In the first instance, I was planning to fail because there was no real plan. In the second, I was planning for success because I dialed in everything for the client. Thus, by planning to succeed I will avoid the failure in the long term.
Calorie Counting 101
Now that you see a plan must be in effect for there to be success, let's talk about how that plan interacts with calorie counting. The fact is that the plan is the calorie counting. It is wrong to start out your day and just pick foods and track the calories. You have no guarantee of hitting your calorie and macronutrient goals with this type of approach. However, by planning what you will eat ahead of time, you are going to guarantee that you hit your calorie and macronutrient goals. The calorie counting will be done for you. It is a no-brainer.
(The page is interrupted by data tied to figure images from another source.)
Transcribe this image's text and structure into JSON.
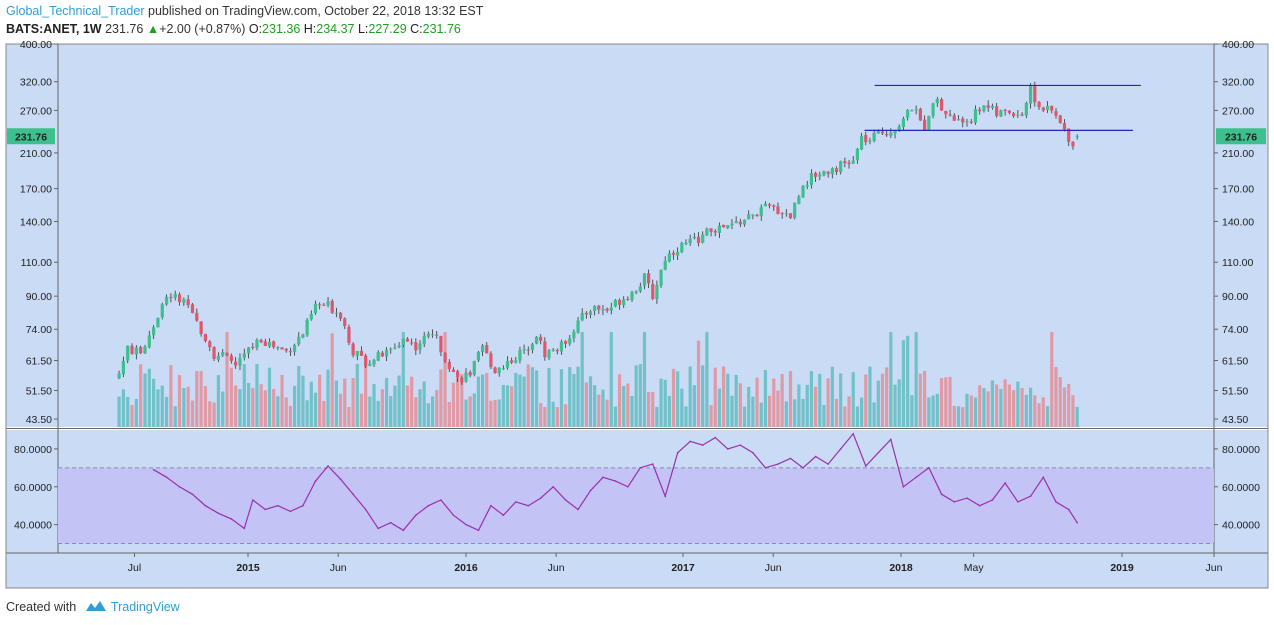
{
  "header": {
    "author": "Global_Technical_Trader",
    "published": "published on TradingView.com, October 22, 2018 13:32 EST",
    "symbol": "BATS:ANET, 1W",
    "last": "231.76",
    "change_arrow": "▲",
    "change": "+2.00 (+0.87%)",
    "o_label": "O:",
    "o_value": "231.36",
    "h_label": "H:",
    "h_value": "234.37",
    "l_label": "L:",
    "l_value": "227.29",
    "c_label": "C:",
    "c_value": "231.76"
  },
  "footer": {
    "created_with": "Created with",
    "brand": "TradingView"
  },
  "colors": {
    "background": "#c9dbf5",
    "up": "#3dbf8e",
    "down": "#e0566a",
    "vol_up": "#71c1c8",
    "vol_down": "#e09aa6",
    "rsi_line": "#9b2fae",
    "rsi_band": "#c3c3f5",
    "hline": "#2323c8",
    "price_label_bg": "#3dbf8e"
  },
  "chart_data": [
    {
      "type": "candlestick",
      "title": "BATS:ANET, 1W",
      "y_scale": "log",
      "ylim": [
        41.5,
        400
      ],
      "y_ticks": [
        "400.00",
        "320.00",
        "270.00",
        "210.00",
        "170.00",
        "140.00",
        "110.00",
        "90.00",
        "74.00",
        "61.50",
        "51.50",
        "43.50"
      ],
      "x_ticks": [
        "Jul",
        "2015",
        "Jun",
        "2016",
        "Jun",
        "2017",
        "Jun",
        "2018",
        "May",
        "2019",
        "Jun"
      ],
      "x_range": [
        "2014-05",
        "2019-06"
      ],
      "last_price_label": "231.76",
      "horizontal_lines": [
        {
          "value": 313,
          "from": "2017-11",
          "to": "2019-02"
        },
        {
          "value": 240,
          "from": "2017-11",
          "to": "2019-02"
        }
      ],
      "close_path": [
        [
          "2014-06-06",
          57
        ],
        [
          "2014-06-20",
          66
        ],
        [
          "2014-07-11",
          64
        ],
        [
          "2014-07-25",
          72
        ],
        [
          "2014-08-15",
          85
        ],
        [
          "2014-08-29",
          91
        ],
        [
          "2014-09-19",
          86
        ],
        [
          "2014-10-03",
          80
        ],
        [
          "2014-10-17",
          74
        ],
        [
          "2014-11-07",
          64
        ],
        [
          "2014-11-21",
          63
        ],
        [
          "2014-12-12",
          60
        ],
        [
          "2015-01-09",
          67
        ],
        [
          "2015-01-23",
          70
        ],
        [
          "2015-02-13",
          67
        ],
        [
          "2015-03-06",
          65
        ],
        [
          "2015-04-03",
          72
        ],
        [
          "2015-04-24",
          85
        ],
        [
          "2015-05-15",
          85
        ],
        [
          "2015-06-05",
          81
        ],
        [
          "2015-06-26",
          65
        ],
        [
          "2015-07-17",
          61
        ],
        [
          "2015-08-07",
          63
        ],
        [
          "2015-08-28",
          65
        ],
        [
          "2015-09-18",
          70
        ],
        [
          "2015-10-09",
          67
        ],
        [
          "2015-11-06",
          73
        ],
        [
          "2015-11-27",
          63
        ],
        [
          "2015-12-18",
          55
        ],
        [
          "2016-01-08",
          57
        ],
        [
          "2016-01-29",
          66
        ],
        [
          "2016-02-19",
          58
        ],
        [
          "2016-03-18",
          62
        ],
        [
          "2016-04-08",
          65
        ],
        [
          "2016-04-29",
          72
        ],
        [
          "2016-05-13",
          64
        ],
        [
          "2016-06-10",
          67
        ],
        [
          "2016-07-08",
          77
        ],
        [
          "2016-07-29",
          84
        ],
        [
          "2016-08-26",
          83
        ],
        [
          "2016-09-16",
          88
        ],
        [
          "2016-10-07",
          92
        ],
        [
          "2016-10-28",
          100
        ],
        [
          "2016-11-11",
          90
        ],
        [
          "2016-12-02",
          113
        ],
        [
          "2016-12-23",
          120
        ],
        [
          "2017-01-20",
          125
        ],
        [
          "2017-02-17",
          133
        ],
        [
          "2017-03-17",
          135
        ],
        [
          "2017-04-07",
          140
        ],
        [
          "2017-04-28",
          145
        ],
        [
          "2017-05-19",
          152
        ],
        [
          "2017-06-09",
          150
        ],
        [
          "2017-06-30",
          145
        ],
        [
          "2017-07-21",
          175
        ],
        [
          "2017-08-11",
          185
        ],
        [
          "2017-09-01",
          190
        ],
        [
          "2017-09-22",
          195
        ],
        [
          "2017-10-13",
          199
        ],
        [
          "2017-10-27",
          229
        ],
        [
          "2017-11-10",
          225
        ],
        [
          "2017-11-24",
          235
        ],
        [
          "2017-12-15",
          240
        ],
        [
          "2018-01-05",
          255
        ],
        [
          "2018-01-19",
          275
        ],
        [
          "2018-02-09",
          245
        ],
        [
          "2018-02-23",
          290
        ],
        [
          "2018-03-16",
          265
        ],
        [
          "2018-04-06",
          252
        ],
        [
          "2018-04-27",
          258
        ],
        [
          "2018-05-18",
          282
        ],
        [
          "2018-06-08",
          264
        ],
        [
          "2018-06-29",
          268
        ],
        [
          "2018-07-20",
          265
        ],
        [
          "2018-08-03",
          305
        ],
        [
          "2018-08-17",
          275
        ],
        [
          "2018-09-07",
          268
        ],
        [
          "2018-09-28",
          240
        ],
        [
          "2018-10-12",
          222
        ],
        [
          "2018-10-19",
          231.76
        ]
      ]
    },
    {
      "type": "bar",
      "title": "Volume",
      "note": "volume bars colored by candle direction, shown at the bottom of the price pane (no scale printed)"
    },
    {
      "type": "line",
      "title": "RSI",
      "ylim": [
        25,
        90
      ],
      "y_ticks": [
        "80.0000",
        "60.0000",
        "40.0000"
      ],
      "band": [
        30,
        70
      ],
      "x": [
        "2014-08-01",
        "2014-08-22",
        "2014-09-12",
        "2014-10-03",
        "2014-10-24",
        "2014-11-14",
        "2014-12-05",
        "2014-12-26",
        "2015-01-09",
        "2015-01-30",
        "2015-02-20",
        "2015-03-13",
        "2015-04-03",
        "2015-04-24",
        "2015-05-15",
        "2015-06-05",
        "2015-06-26",
        "2015-07-17",
        "2015-08-07",
        "2015-08-28",
        "2015-09-18",
        "2015-10-09",
        "2015-10-30",
        "2015-11-20",
        "2015-12-11",
        "2016-01-01",
        "2016-01-22",
        "2016-02-12",
        "2016-03-04",
        "2016-03-25",
        "2016-04-15",
        "2016-05-06",
        "2016-05-27",
        "2016-06-17",
        "2016-07-08",
        "2016-07-29",
        "2016-08-19",
        "2016-09-09",
        "2016-09-30",
        "2016-10-21",
        "2016-11-11",
        "2016-12-02",
        "2016-12-23",
        "2017-01-13",
        "2017-02-03",
        "2017-02-24",
        "2017-03-17",
        "2017-04-07",
        "2017-04-28",
        "2017-05-19",
        "2017-06-09",
        "2017-06-30",
        "2017-07-21",
        "2017-08-11",
        "2017-09-01",
        "2017-09-22",
        "2017-10-13",
        "2017-11-03",
        "2017-11-24",
        "2017-12-15",
        "2018-01-05",
        "2018-01-26",
        "2018-02-16",
        "2018-03-09",
        "2018-03-30",
        "2018-04-20",
        "2018-05-11",
        "2018-06-01",
        "2018-06-22",
        "2018-07-13",
        "2018-08-03",
        "2018-08-24",
        "2018-09-14",
        "2018-10-05",
        "2018-10-19"
      ],
      "values": [
        69,
        65,
        60,
        56,
        50,
        46,
        43,
        38,
        53,
        48,
        50,
        47,
        50,
        63,
        71,
        64,
        56,
        48,
        38,
        41,
        37,
        45,
        50,
        53,
        45,
        40,
        37,
        50,
        45,
        52,
        50,
        54,
        60,
        53,
        48,
        58,
        65,
        63,
        60,
        70,
        72,
        55,
        78,
        84,
        82,
        86,
        80,
        82,
        78,
        70,
        72,
        75,
        70,
        76,
        72,
        80,
        88,
        71,
        78,
        85,
        60,
        65,
        70,
        56,
        52,
        54,
        50,
        53,
        62,
        52,
        55,
        65,
        52,
        48,
        41
      ]
    }
  ]
}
When it is meal 4 and you still have 750 calories to go to meet your goal there doesn't need to be any stress at all because you have already planned your final 2 meals and you know you are going to hit the goal you have.
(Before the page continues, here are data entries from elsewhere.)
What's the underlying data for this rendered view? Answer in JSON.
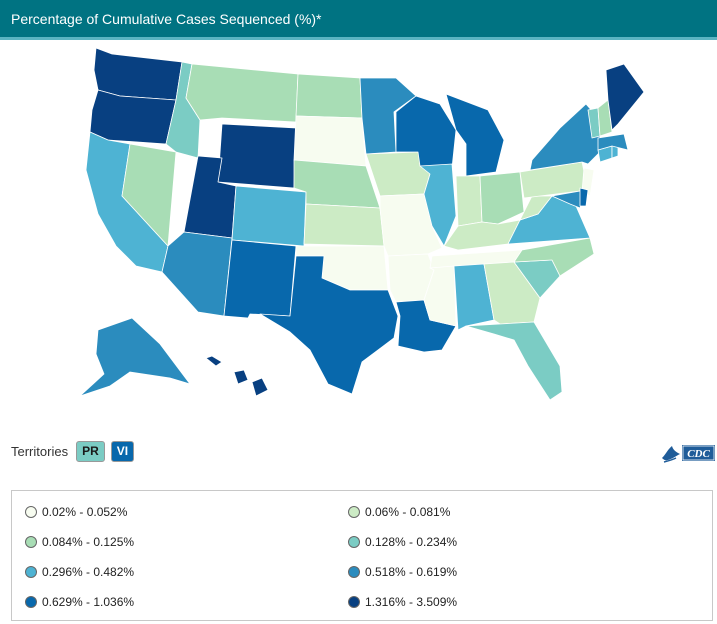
{
  "header": {
    "title": "Percentage of Cumulative Cases Sequenced (%)*"
  },
  "colors": {
    "header_bg": "#007382",
    "bin1": "#f7fcf0",
    "bin2": "#ccebc5",
    "bin3": "#a8ddb5",
    "bin4": "#7bccc4",
    "bin5": "#4eb3d3",
    "bin6": "#2b8cbe",
    "bin7": "#0868ac",
    "bin8": "#084081"
  },
  "territories": {
    "label": "Territories",
    "items": [
      {
        "code": "PR",
        "bin": "bin4"
      },
      {
        "code": "VI",
        "bin": "bin7"
      }
    ]
  },
  "logo": {
    "text": "CDC"
  },
  "legend": {
    "items": [
      {
        "label": "0.02% - 0.052%",
        "bin": "bin1"
      },
      {
        "label": "0.06% - 0.081%",
        "bin": "bin2"
      },
      {
        "label": "0.084% - 0.125%",
        "bin": "bin3"
      },
      {
        "label": "0.128% - 0.234%",
        "bin": "bin4"
      },
      {
        "label": "0.296% - 0.482%",
        "bin": "bin5"
      },
      {
        "label": "0.518% - 0.619%",
        "bin": "bin6"
      },
      {
        "label": "0.629% - 1.036%",
        "bin": "bin7"
      },
      {
        "label": "1.316% - 3.509%",
        "bin": "bin8"
      }
    ]
  },
  "states": [
    {
      "name": "Washington",
      "bin": "bin8"
    },
    {
      "name": "Oregon",
      "bin": "bin8"
    },
    {
      "name": "California",
      "bin": "bin5"
    },
    {
      "name": "Nevada",
      "bin": "bin3"
    },
    {
      "name": "Idaho",
      "bin": "bin4"
    },
    {
      "name": "Montana",
      "bin": "bin3"
    },
    {
      "name": "Wyoming",
      "bin": "bin8"
    },
    {
      "name": "Utah",
      "bin": "bin8"
    },
    {
      "name": "Arizona",
      "bin": "bin6"
    },
    {
      "name": "Colorado",
      "bin": "bin5"
    },
    {
      "name": "New Mexico",
      "bin": "bin7"
    },
    {
      "name": "North Dakota",
      "bin": "bin3"
    },
    {
      "name": "South Dakota",
      "bin": "bin1"
    },
    {
      "name": "Nebraska",
      "bin": "bin3"
    },
    {
      "name": "Kansas",
      "bin": "bin2"
    },
    {
      "name": "Oklahoma",
      "bin": "bin1"
    },
    {
      "name": "Texas",
      "bin": "bin7"
    },
    {
      "name": "Minnesota",
      "bin": "bin6"
    },
    {
      "name": "Iowa",
      "bin": "bin2"
    },
    {
      "name": "Missouri",
      "bin": "bin1"
    },
    {
      "name": "Arkansas",
      "bin": "bin1"
    },
    {
      "name": "Louisiana",
      "bin": "bin7"
    },
    {
      "name": "Wisconsin",
      "bin": "bin7"
    },
    {
      "name": "Illinois",
      "bin": "bin5"
    },
    {
      "name": "Michigan",
      "bin": "bin7"
    },
    {
      "name": "Indiana",
      "bin": "bin2"
    },
    {
      "name": "Ohio",
      "bin": "bin3"
    },
    {
      "name": "Kentucky",
      "bin": "bin2"
    },
    {
      "name": "Tennessee",
      "bin": "bin1"
    },
    {
      "name": "Mississippi",
      "bin": "bin1"
    },
    {
      "name": "Alabama",
      "bin": "bin5"
    },
    {
      "name": "Georgia",
      "bin": "bin2"
    },
    {
      "name": "Florida",
      "bin": "bin4"
    },
    {
      "name": "South Carolina",
      "bin": "bin4"
    },
    {
      "name": "North Carolina",
      "bin": "bin3"
    },
    {
      "name": "Virginia",
      "bin": "bin5"
    },
    {
      "name": "West Virginia",
      "bin": "bin2"
    },
    {
      "name": "Pennsylvania",
      "bin": "bin2"
    },
    {
      "name": "New York",
      "bin": "bin6"
    },
    {
      "name": "New Jersey",
      "bin": "bin1"
    },
    {
      "name": "Maryland",
      "bin": "bin6"
    },
    {
      "name": "Delaware",
      "bin": "bin7"
    },
    {
      "name": "Connecticut",
      "bin": "bin5"
    },
    {
      "name": "Rhode Island",
      "bin": "bin5"
    },
    {
      "name": "Massachusetts",
      "bin": "bin6"
    },
    {
      "name": "Vermont",
      "bin": "bin4"
    },
    {
      "name": "New Hampshire",
      "bin": "bin3"
    },
    {
      "name": "Maine",
      "bin": "bin8"
    },
    {
      "name": "Alaska",
      "bin": "bin6"
    },
    {
      "name": "Hawaii",
      "bin": "bin8"
    }
  ]
}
Steps to Counting Calories Correctly
The first step in counting calories correctly is to plan the specific things you are going to eat for the day. This starts the night before (at the latest). The easiest way is to use an Excel spreadsheet. That approach means you just set up a template one time and the rest of the work is done for you.
The next step is to add up (or review if you are using an Excel spreadsheet) the calories and the macronutrient ratios. If you've hit your numbers at this point then you are done. If not, you have to go on to the next step.
If your numbers need adjustment, make those adjustments. Add food if necessary, change portion sizes if necessary–just do what it takes to hit your goals. The goal, of course, is to hit the numbers as closely as possible. Do not get obsessive about the macronutrient ratios. They are very important, but if you are aiming for 40% protein and you hit 42% protein that is good enough. My advice is that if you are getting close to the macronutrient goals then just be sure you hit your calorie number and all is good.
What Happens Now?
After making the adjustments to the plan you've created you now set to work on cooking up the food you planned out for yourself. This will insure that you can eat to plan because the food will be ready for you when you need it. One big barrier is always the time to cook. If you leave the cooking until you need the food it is possible that you will either go off plan or just skip the meal–both undesireable outcomes.
The Outcome
By following the above plan you are much more likely to reach your goals. Remember that eating is 80% of the results you will produce. That makes the eating principles the most important part of your plan. Even for me, in a bulking phase right now, the plan becomes even more important because it is very difficult for me to eat 3500 calories of clean food. The plan gets me there.
Eliminate the Fear
Follow these guidelines and eliminate the fear of counting calories. The job will be done for you and there will be nothing for you to fear at all.